First round of small crash fixes for svn

Sun Nov 5 22:47:23 UTC 2006

Great stuff!

On Fri, 27 Oct 2006, dormando wrote:

> (does this list do attachments?)
>
> Attached is a handful of small fixes to the svn mogilefs (not running
> the release, sorry :P).
>
> - Fix for HTTPFile, didn't import the 'error' subroutine, so it'd bomb
> out if trying to error.
>
> - Added a decent watchdog to the delete job as a default. Given how many
> files it selects it almost never gets to update in time... I was
> thinking of a better way to do this though. Should delete ping every N
> files it deletes? Every few percent of files it has to delete? That
> would prevent it from timing out if a device is lagging significantly.
>
> - Also a fix for checking if the path returned is undef. The new
> make_path code has a lot of paths that can return undef, but a lot of
> code in mogile doesn't check to see if what it got back is undef.
>
> - Fix a warning in Worker/Query.pm
>
> - Make the bogus error code death message more useful in Worker/Replicate.pm
>
> - Change a socket error to a src err in Worker/Replicate.pm. I'm not
> sure if this gets the intended result though.
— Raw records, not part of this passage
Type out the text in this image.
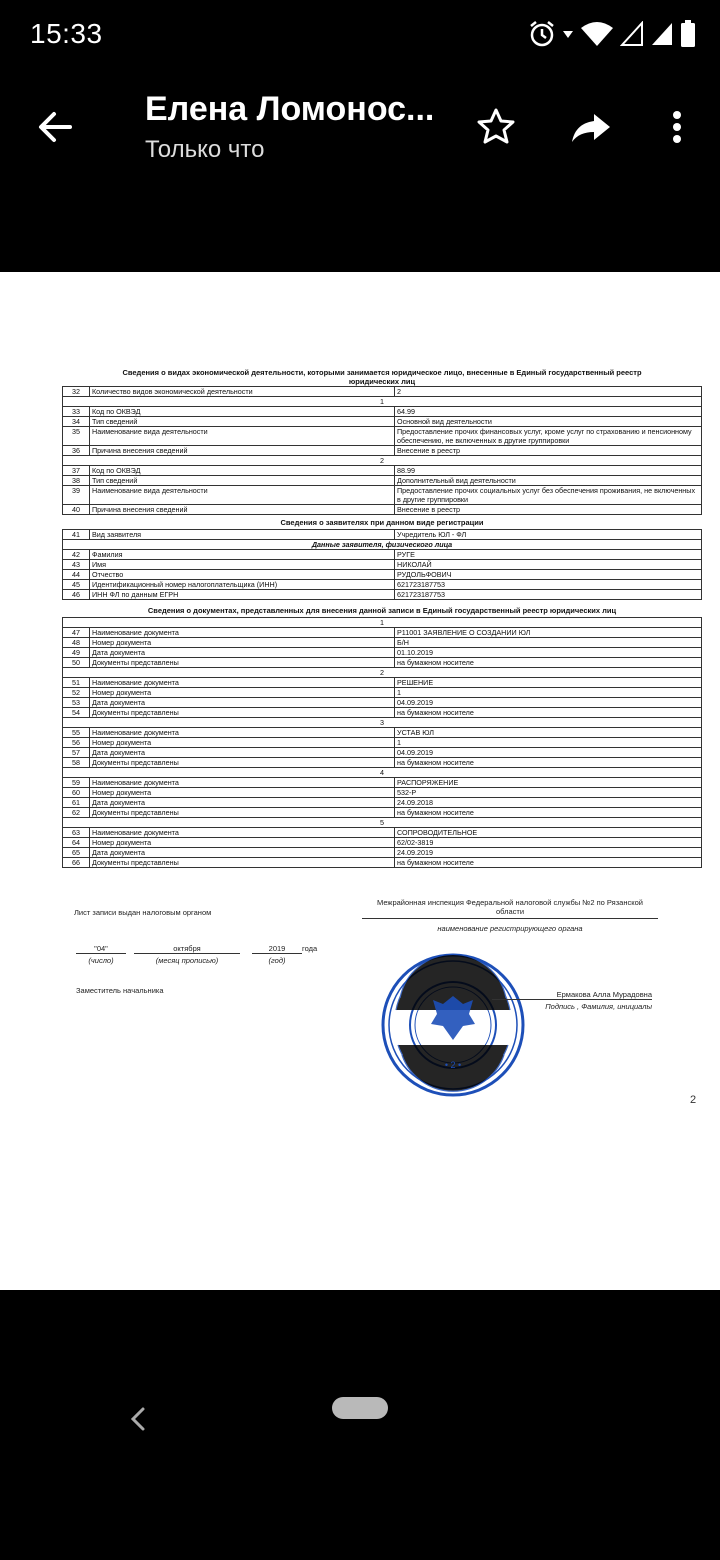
15:33
Елена Ломонос...
Только что
Сведения о видах экономической деятельности, которыми занимается юридическое лицо, внесенные в Единый государственный реестр юридических лиц
32	Количество видов экономической деятельности	2
1		
33	Код по ОКВЭД	64.99
34	Тип сведений	Основной вид деятельности
35	Наименование вида деятельности	Предоставление прочих финансовых услуг, кроме услуг по страхованию и пенсионному обеспечению, не включенных в другие группировки
36	Причина внесения сведений	Внесение в реестр
2		
37	Код по ОКВЭД	88.99
38	Тип сведений	Дополнительный вид деятельности
39	Наименование вида деятельности	Предоставление прочих социальных услуг без обеспечения проживания, не включенных в другие группировки
40	Причина внесения сведений	Внесение в реестр
Сведения о заявителях при данном виде регистрации
41	Вид заявителя	Учредитель ЮЛ - ФЛ
Данные заявителя, физического лица		
42	Фамилия	РУГЕ
43	Имя	НИКОЛАЙ
44	Отчество	РУДОЛЬФОВИЧ
45	Идентификационный номер налогоплательщика (ИНН)	621723187753
46	ИНН ФЛ по данным ЕГРН	621723187753
Сведения о документах, представленных для внесения данной записи в Единый государственный реестр юридических лиц
1		
47	Наименование документа	Р11001 ЗАЯВЛЕНИЕ О СОЗДАНИИ ЮЛ
48	Номер документа	Б/Н
49	Дата документа	01.10.2019
50	Документы представлены	на бумажном носителе
2		
51	Наименование документа	РЕШЕНИЕ
52	Номер документа	1
53	Дата документа	04.09.2019
54	Документы представлены	на бумажном носителе
3		
55	Наименование документа	УСТАВ ЮЛ
56	Номер документа	1
57	Дата документа	04.09.2019
58	Документы представлены	на бумажном носителе
4		
59	Наименование документа	РАСПОРЯЖЕНИЕ
60	Номер документа	532-Р
61	Дата документа	24.09.2018
62	Документы представлены	на бумажном носителе
5		
63	Наименование документа	СОПРОВОДИТЕЛЬНОЕ
64	Номер документа	62/02-3819
65	Дата документа	24.09.2019
66	Документы представлены	на бумажном носителе
Лист записи выдан налоговым органом
Межрайонная инспекция Федеральной налоговой службы №2 по Рязанской области
наименование регистрирующего органа
"04"	октября	2019	года
(число)	(месяц прописью)	(год)
Заместитель начальника
• 2 •
Ермакова Алла Мурадовна
Подпись , Фамилия, инициалы
2
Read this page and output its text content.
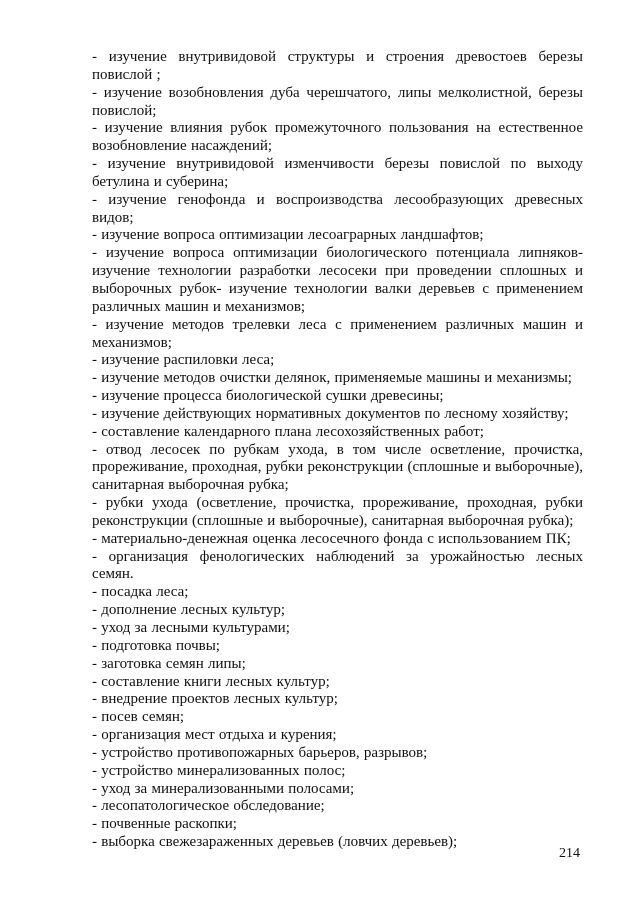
- изучение внутривидовой структуры и строения древостоев березы повислой ;

- изучение возобновления дуба черешчатого, липы мелколистной, березы повислой;

- изучение влияния рубок промежуточного пользования на естественное возобновление насаждений;

- изучение внутривидовой изменчивости березы повислой по выходу бетулина и суберина;

- изучение генофонда и воспроизводства лесообразующих древесных видов;

- изучение вопроса оптимизации лесоаграрных ландшафтов;

- изучение вопроса оптимизации биологического потенциала липняков-изучение технологии разработки лесосеки при проведении сплошных и выборочных рубок- изучение технологии валки деревьев с применением различных машин и механизмов;

- изучение методов трелевки леса с применением различных машин и механизмов;

- изучение распиловки леса;

- изучение методов очистки делянок, применяемые машины и механизмы;

- изучение процесса биологической сушки древесины;

- изучение действующих нормативных документов по лесному хозяйству;

- составление календарного плана лесохозяйственных работ;

- отвод лесосек по рубкам ухода, в том числе осветление, прочистка, прореживание, проходная, рубки реконструкции (сплошные и выборочные), санитарная выборочная рубка;

- рубки ухода (осветление, прочистка, прореживание, проходная, рубки реконструкции (сплошные и выборочные), санитарная выборочная рубка);

- материально-денежная оценка лесосечного фонда с использованием ПК;

- организация фенологических наблюдений за урожайностью лесных семян.

- посадка леса;

- дополнение лесных культур;

- уход за лесными культурами;

- подготовка почвы;

- заготовка семян липы;

- составление книги лесных культур;

- внедрение проектов лесных культур;

- посев семян;

- организация мест отдыха и курения;

- устройство противопожарных барьеров, разрывов;

- устройство минерализованных полос;

- уход за минерализованными полосами;

- лесопатологическое обследование;

- почвенные раскопки;

- выборка свежезараженных деревьев (ловчих деревьев);

214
There're a lot of cases in
> that replicate section where it'll return a "bogus error code". The case
> this fixes is when a mogstored simply dies; if I took down a mogstored
> while heavy replication was going on, it would crash flood and
> eventually kill the parent process (!).
>
> I noticed if a lot of jobs were dying or errors were flying about, the
> parent has a tendency to crash, and the children don't necessarily
> notice :) I haven't tracked down how/why this happens yet.
>
> Another thing to note; I don't like the max_disk_age check, but I
> haven't thought of something decent to deal with it yet, so I'll
> probably just configure my trackers to set it really high. Very
> occasionally our servers get a huge clock skew, or they boot up with
> clocks that're way off and somehow not adjusted like they should be.
> That caused a brief issue where all of our mogile trackers would start
> spewing "no_devices" for a few minutes.
>
> Also, when in that condition the replicate job would spew billions of
> warnings and eventually kill the parent process. (ran out of suggestions
> for fid blah).
>
> Finally, the deleter job in the new trackers sucks. We're already 2
> million files behind for deletion. I'll have the bottleneck narrowed
> down sometime on monday.
>
> Other than that, it works great! :P We're running it in production as of
> today and they're hella fast.for everything but deletes. It's also
> really nice having mogadm not suck anymore. We were able to toy with the
> trackers, and add 16 hosts + devices without having to touch the database.
>
> -Dormando
>